Gestion d'entreprise

Quels petits défauts la justice pourrait-elle corriger ? Entretien avec Selim Vallies, avocat au Barreau de Bordeaux, qui a imaginé le jeu «Aujourd'hui j'ai vu...» pour que chacun puisse partager ses anecdotes sur le monde judiciaire. Et que tous les acteurs de la justice puissent, au passage, mettre leur quotidien en perspective.

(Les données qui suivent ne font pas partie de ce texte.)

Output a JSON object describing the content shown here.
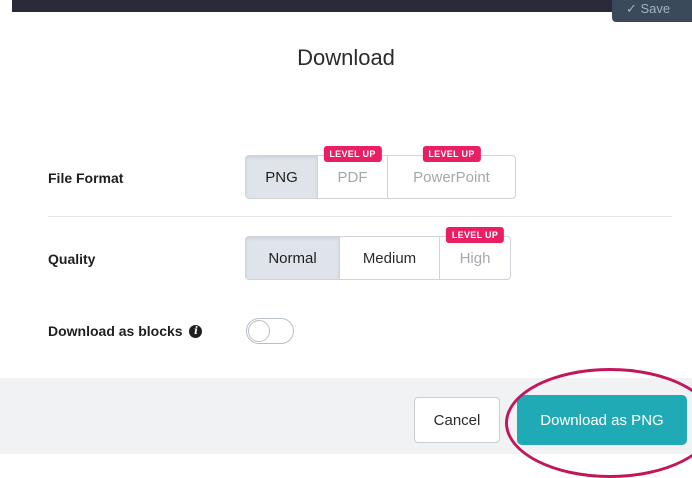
{
  "topbar": {
    "save_label": "✓ Save"
  },
  "dialog": {
    "title": "Download",
    "file_format": {
      "label": "File Format",
      "options": [
        {
          "label": "PNG",
          "badge": ""
        },
        {
          "label": "PDF",
          "badge": "LEVEL UP"
        },
        {
          "label": "PowerPoint",
          "badge": "LEVEL UP"
        }
      ],
      "selected": "PNG"
    },
    "quality": {
      "label": "Quality",
      "options": [
        {
          "label": "Normal",
          "badge": ""
        },
        {
          "label": "Medium",
          "badge": ""
        },
        {
          "label": "High",
          "badge": "LEVEL UP"
        }
      ],
      "selected": "Normal"
    },
    "blocks": {
      "label": "Download as blocks",
      "info_icon": "info-icon",
      "toggle_on": false
    },
    "footer": {
      "cancel_label": "Cancel",
      "download_label": "Download as PNG"
    }
  },
  "colors": {
    "accent": "#1faab6",
    "badge": "#e91e63",
    "highlight": "#c2185b"
  }
}
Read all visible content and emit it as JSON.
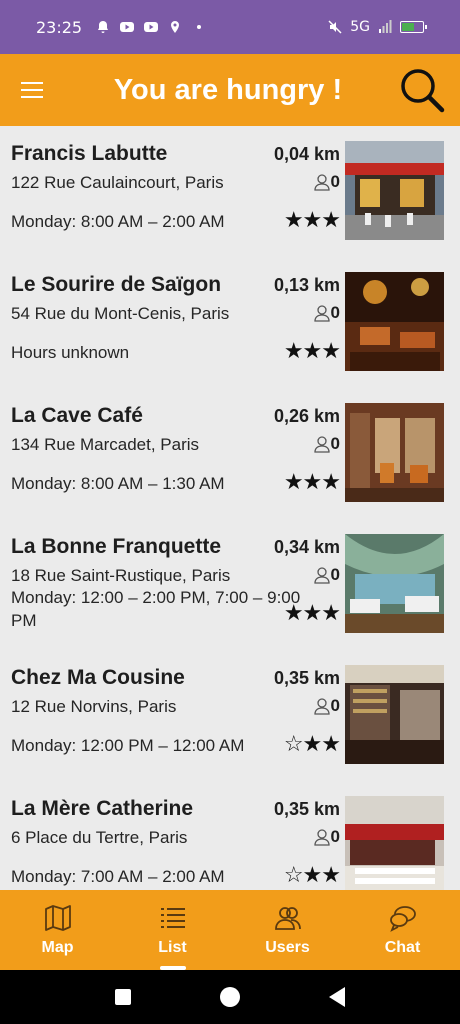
{
  "status_bar": {
    "time": "23:25",
    "left_icons": [
      "bell-icon",
      "youtube-icon",
      "youtube-icon",
      "location-icon",
      "dot-icon"
    ],
    "network": "5G",
    "right_icons": [
      "mute-icon",
      "signal-icon",
      "battery-charging-icon"
    ]
  },
  "app_bar": {
    "title": "You are hungry !",
    "menu_icon": "hamburger-menu-icon",
    "search_icon": "search-icon",
    "color": "#f29d1a"
  },
  "restaurants": [
    {
      "name": "Francis Labutte",
      "distance": "0,04 km",
      "address": "122 Rue Caulaincourt, Paris",
      "users": "0",
      "hours": "Monday: 8:00 AM – 2:00 AM",
      "stars": "★★★",
      "photo": "restaurant-terrace-photo"
    },
    {
      "name": "Le Sourire de Saïgon",
      "distance": "0,13 km",
      "address": "54 Rue du Mont-Cenis, Paris",
      "users": "0",
      "hours": "Hours unknown",
      "stars": "★★★",
      "photo": "restaurant-interior-photo"
    },
    {
      "name": "La Cave Café",
      "distance": "0,26 km",
      "address": "134 Rue Marcadet, Paris",
      "users": "0",
      "hours": "Monday: 8:00 AM – 1:30 AM",
      "stars": "★★★",
      "photo": "cafe-storefront-photo"
    },
    {
      "name": "La Bonne Franquette",
      "distance": "0,34 km",
      "address": "18 Rue Saint-Rustique, Paris",
      "users": "0",
      "hours": "Monday: 12:00 – 2:00 PM, 7:00 – 9:00 PM",
      "stars": "★★★",
      "photo": "dining-room-photo"
    },
    {
      "name": "Chez Ma Cousine",
      "distance": "0,35 km",
      "address": "12 Rue Norvins, Paris",
      "users": "0",
      "hours": "Monday: 12:00 PM – 12:00 AM",
      "stars": "☆★★",
      "photo": "bar-interior-photo"
    },
    {
      "name": "La Mère Catherine",
      "distance": "0,35 km",
      "address": "6 Place du Tertre, Paris",
      "users": "0",
      "hours": "Monday: 7:00 AM – 2:00 AM",
      "stars": "☆★★",
      "photo": "red-awning-terrace-photo"
    }
  ],
  "bottom_nav": {
    "items": [
      {
        "label": "Map",
        "icon": "map-icon"
      },
      {
        "label": "List",
        "icon": "list-icon",
        "active": true
      },
      {
        "label": "Users",
        "icon": "users-icon"
      },
      {
        "label": "Chat",
        "icon": "chat-icon"
      }
    ]
  },
  "system_nav": [
    "recents-square-icon",
    "home-circle-icon",
    "back-triangle-icon"
  ]
}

« Aujourd’hui j’ai vu… l’administration pénitentiaire souhaitant assister à l’entretien confidentiel que je m’apprêtais à mener avec mon client », « une greffière s’énerver après tout le monde et s’en prendre verbalement à la mère du prévenu parce que la visio ne fonctionnait pas… elle n’avait pas branché le câble, ce qu’on tentait de lui dire », etc. Ces anecdotes pourront faire sourire, mais elles devraient aussi faire réfléchir : au fond, de telles situations ne devraient pas avoir lieu. Avec son jeu « Aujourd’hui j’ai vu », Selim Vallies, avocat au barreau de Bordeaux, invite à partager nos constats du monde judiciaire. Pour le rendre plus accessible, mais aussi pour que les lecteurs puissent se mettre à la place de l'avocat, du magistrat ou du justiciable. Et parce que le monde judiciaire est également fait de belles histoires, ne pas hésiter à raconter les jolis moments, comme lorsqu'un procureur a gentiment proposé de raccompagner une personne qui s'était perdue dans le tribunal.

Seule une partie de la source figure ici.